HYPER^2: Hyperbolic Poincare Embedding for Hyper-Relational Link Prediction

Link Prediction, addressing the issue of completing KGs with missing facts, has been broadly studied. However, less light is shed on the ubiquitous hyper-relational KGs. Most existing hyper-relational KG embedding models still tear an n-ary fact into smaller tuples, neglecting the indecomposability of some n-ary facts. While other frameworks work for certain arity facts only or ignore the significance of primary triple. In this paper, we represent an n-ary fact as a whole, simultaneously keeping the integrity of n-ary fact and maintaining the vital role that the primary triple plays. In addition, we generalize hyperbolic Poincar\'e embedding from binary to arbitrary arity data, which has not been studied yet.

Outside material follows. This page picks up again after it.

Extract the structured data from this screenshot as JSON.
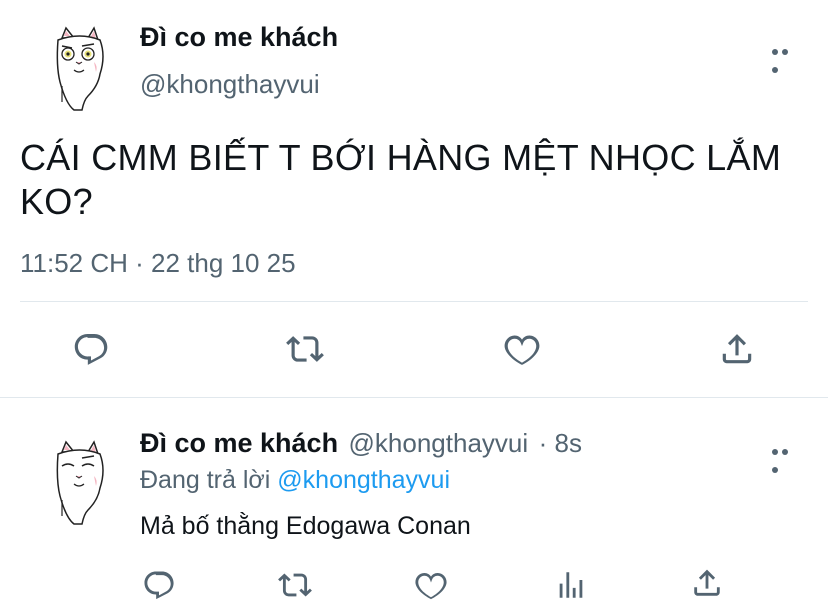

To tackle the weak expressiveness and high complexity issue, we propose HYPER^2 which is qualified for capturing the interaction between entities within and beyond triple through information aggregation on the tangent space. Extensive experiments demonstrate HYPER^2 achieves superior performance to its translational and deep analogues, improving SOTA by up to 34.5\% with relatively few dimensions. Moreover, we study the side effect of literals and we theoretically and experimentally compare the computational complexity of HYPER^2 against several best performing baselines, HYPER^2 is 49-61 times quicker than its counterparts.